0

I'm just trying to make a simple program to OCR a entire page, however I am getting a encode error, which I've always have had trouble with fixing.

My code:

from PIL import Image
import pytesseract

text = pytesseract.image_to_string(Image.open('005.png'))
print(text)

My error:

File "c:/Users/Dylan C/Desktop/Comparitor/image.py", line 4, in print(text)

File "C:\Users\Dylan C\AppData\Local\Programs\Python\Python35\lib\encodings\cp437.py", line 19, in encode return codecs.charmap_encode(input,self.errors,encoding_map)[0]

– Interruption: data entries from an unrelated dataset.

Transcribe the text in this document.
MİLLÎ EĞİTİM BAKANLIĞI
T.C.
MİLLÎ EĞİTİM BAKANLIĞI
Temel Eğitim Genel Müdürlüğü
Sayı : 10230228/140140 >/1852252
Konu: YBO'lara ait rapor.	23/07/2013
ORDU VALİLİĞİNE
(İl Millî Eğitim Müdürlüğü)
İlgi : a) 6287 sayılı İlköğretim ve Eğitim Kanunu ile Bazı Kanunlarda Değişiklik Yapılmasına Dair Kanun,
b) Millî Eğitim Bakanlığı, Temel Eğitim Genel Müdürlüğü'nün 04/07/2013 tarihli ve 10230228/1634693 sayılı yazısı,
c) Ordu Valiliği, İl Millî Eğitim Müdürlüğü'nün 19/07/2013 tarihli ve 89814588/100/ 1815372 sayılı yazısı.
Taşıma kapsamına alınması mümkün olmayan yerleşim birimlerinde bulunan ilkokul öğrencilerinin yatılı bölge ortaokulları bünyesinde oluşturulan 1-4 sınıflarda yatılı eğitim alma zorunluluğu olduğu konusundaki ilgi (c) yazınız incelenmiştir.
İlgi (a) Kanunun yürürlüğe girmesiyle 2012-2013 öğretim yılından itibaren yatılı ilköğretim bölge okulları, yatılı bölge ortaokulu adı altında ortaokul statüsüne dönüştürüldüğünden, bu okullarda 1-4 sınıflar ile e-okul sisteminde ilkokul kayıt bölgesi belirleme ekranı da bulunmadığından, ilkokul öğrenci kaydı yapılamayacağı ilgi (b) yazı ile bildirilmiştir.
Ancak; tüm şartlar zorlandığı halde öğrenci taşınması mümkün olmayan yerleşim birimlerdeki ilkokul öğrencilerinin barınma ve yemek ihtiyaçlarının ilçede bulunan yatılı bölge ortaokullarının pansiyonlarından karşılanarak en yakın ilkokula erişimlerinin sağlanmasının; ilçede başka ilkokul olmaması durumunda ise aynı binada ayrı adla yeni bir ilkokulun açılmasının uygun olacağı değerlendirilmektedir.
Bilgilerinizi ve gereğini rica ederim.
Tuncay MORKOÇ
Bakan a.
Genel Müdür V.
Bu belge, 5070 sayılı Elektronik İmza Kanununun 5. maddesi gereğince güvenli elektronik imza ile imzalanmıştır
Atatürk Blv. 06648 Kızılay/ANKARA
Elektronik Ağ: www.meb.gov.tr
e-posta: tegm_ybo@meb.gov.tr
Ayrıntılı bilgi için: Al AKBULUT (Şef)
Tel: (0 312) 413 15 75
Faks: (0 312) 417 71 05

UnicodeEncodeError: 'charmap' codec can't encode character '\u2019' in position 187: character maps to

Sorry if this is a stupid question I have JUST downloaded tesseract, and am no expert in programming.

IIlIll IIIlII
  • 51
  • 1
  • 6
  • Possible duplicate of [Python, Unicode, and the Windows console](https://stackoverflow.com/questions/5419/python-unicode-and-the-windows-console) – snakecharmerb Mar 01 '19 at 18:55

1 Answers1

0

As error states: problem is in print(text) - you try to print unicode (utf-8) text to console/environment that does not support it.
Search for print UnicodeEncodeError windows solution e.g. Python, Unicode, and the Windows console

user898678
  • 2,994
  • 2
  • 18
  • 17